Exploring the use of Hash Trees for Data Synchronization - Part 1

In this post we'll explore a relational database replication strategy that you can use when standard database replication is not an option – so no replication feature, no log shipping, no mirroring etc. The approaches outlined below will only work with a master-slave model where all writes go to the master. Conflict resolution is not addressed in this article.

We’ll cover phase one of a two-phase approach of
1.    Generate and compare hash trees to identify blocks of rows that have discrepancies
2.    For each block with a different hash value, identify and import the individual changes (insert, update, delete)
This post is really about exploring the approach rather than looking at the implementation details and detailed performance metrics. Perhaps I might share some code and metrics in a later post if people are interested.

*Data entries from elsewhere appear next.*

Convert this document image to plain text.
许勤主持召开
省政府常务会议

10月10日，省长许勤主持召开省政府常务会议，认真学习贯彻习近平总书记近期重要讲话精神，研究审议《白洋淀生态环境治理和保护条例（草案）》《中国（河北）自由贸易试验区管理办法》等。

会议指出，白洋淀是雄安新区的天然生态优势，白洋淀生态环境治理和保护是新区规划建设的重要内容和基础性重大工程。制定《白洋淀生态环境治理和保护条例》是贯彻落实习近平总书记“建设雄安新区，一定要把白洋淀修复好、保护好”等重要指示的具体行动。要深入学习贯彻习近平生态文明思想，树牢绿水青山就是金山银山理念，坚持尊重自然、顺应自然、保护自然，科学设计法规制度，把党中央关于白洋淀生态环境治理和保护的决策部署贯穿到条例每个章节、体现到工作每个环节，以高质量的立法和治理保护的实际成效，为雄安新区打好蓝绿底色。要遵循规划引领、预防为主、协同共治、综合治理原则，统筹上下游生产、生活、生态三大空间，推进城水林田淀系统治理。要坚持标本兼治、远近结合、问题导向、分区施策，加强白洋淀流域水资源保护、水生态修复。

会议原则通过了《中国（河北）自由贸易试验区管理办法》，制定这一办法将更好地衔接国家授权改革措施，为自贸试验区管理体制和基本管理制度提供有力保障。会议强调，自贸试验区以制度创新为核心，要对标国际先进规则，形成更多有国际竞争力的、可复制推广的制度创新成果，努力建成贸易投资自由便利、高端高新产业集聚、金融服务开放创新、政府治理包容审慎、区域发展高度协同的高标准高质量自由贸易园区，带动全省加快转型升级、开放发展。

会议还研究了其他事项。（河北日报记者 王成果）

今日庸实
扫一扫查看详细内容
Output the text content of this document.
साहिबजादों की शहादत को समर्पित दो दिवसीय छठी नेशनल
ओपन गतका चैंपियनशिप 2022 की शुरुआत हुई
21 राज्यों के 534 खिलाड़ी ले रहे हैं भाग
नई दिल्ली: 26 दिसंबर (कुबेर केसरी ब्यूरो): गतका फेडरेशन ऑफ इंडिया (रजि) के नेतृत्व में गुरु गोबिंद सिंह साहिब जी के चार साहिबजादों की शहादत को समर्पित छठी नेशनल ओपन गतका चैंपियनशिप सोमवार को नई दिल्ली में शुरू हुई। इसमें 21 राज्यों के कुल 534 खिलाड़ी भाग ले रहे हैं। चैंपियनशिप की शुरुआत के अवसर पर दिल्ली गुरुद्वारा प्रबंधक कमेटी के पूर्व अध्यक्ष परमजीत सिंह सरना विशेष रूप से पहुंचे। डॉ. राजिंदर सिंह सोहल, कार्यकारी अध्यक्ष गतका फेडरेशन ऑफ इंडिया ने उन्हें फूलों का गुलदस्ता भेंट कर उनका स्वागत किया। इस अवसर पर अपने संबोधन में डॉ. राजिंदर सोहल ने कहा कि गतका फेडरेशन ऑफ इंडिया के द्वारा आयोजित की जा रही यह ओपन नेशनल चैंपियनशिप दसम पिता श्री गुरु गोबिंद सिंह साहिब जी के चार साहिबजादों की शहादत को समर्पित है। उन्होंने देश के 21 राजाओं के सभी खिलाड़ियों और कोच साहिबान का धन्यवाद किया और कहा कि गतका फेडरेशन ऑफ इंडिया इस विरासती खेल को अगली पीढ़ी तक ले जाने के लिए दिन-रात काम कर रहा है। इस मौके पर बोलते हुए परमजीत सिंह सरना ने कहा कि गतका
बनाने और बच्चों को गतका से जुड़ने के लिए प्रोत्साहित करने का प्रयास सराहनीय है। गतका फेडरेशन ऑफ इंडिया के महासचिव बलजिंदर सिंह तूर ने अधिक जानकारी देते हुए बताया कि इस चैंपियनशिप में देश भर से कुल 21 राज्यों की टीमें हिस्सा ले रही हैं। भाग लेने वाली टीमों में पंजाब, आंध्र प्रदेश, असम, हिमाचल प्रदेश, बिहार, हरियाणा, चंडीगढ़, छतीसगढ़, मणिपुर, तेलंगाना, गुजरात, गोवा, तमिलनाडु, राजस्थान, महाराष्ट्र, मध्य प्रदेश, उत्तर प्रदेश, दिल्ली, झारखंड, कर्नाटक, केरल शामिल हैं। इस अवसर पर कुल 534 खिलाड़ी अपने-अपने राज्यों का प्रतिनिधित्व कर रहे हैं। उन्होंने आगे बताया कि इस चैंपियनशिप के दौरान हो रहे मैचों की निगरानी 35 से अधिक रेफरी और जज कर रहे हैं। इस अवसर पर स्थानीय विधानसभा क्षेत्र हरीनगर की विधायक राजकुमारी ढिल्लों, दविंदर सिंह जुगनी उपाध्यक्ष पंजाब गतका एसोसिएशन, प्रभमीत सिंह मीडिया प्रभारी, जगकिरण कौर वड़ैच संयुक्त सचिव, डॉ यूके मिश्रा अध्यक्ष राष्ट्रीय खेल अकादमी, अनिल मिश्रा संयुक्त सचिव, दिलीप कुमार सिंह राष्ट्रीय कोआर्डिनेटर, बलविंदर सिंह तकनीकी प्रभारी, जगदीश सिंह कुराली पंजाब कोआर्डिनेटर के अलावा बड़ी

What got me working on this problem?

I have recently been tasked with fixing an ETL process that synchronizes a master with a read-only replica. We cannot use standard database replication because the master database is owned and operated by a partner and will not offer replication, log shipping or any other SQL Server feature for transferring data.

The legacy ETL used a complex strategy to detect the new, updated and deleted data while maintaining inter table consistency. I won't go into that here but suffice to say it was broken and millions of discrepancies existed between the two databases. So I decided to go for a new strategy entirely and I looked to distributed data stores for inspiration.


Cassandra and Hash Trees (Merkle Trees)

Cassandra allows for a keyspace to be partitioned into shards and for each shard to have N replicas. Each replica can receive writes and must replicate those writes to the other replicas. Cassandra nodes manage this by exchanging hash trees or Merkle Trees with each other. The benefit of this strategy is that large volumes of data can be compared with relatively few bytes being transferred over the network.

Cassandra maintains a perfect compact binary hash tree of a certain depth which it can share with its replica neighbours at any time. A hash tree at its base level holds the hashes of individual rows and each parent then is the hash of its two child nodes. This could get pretty big so Cassandra compacts the tree and maintains to a limited depth with groups of rows at the base.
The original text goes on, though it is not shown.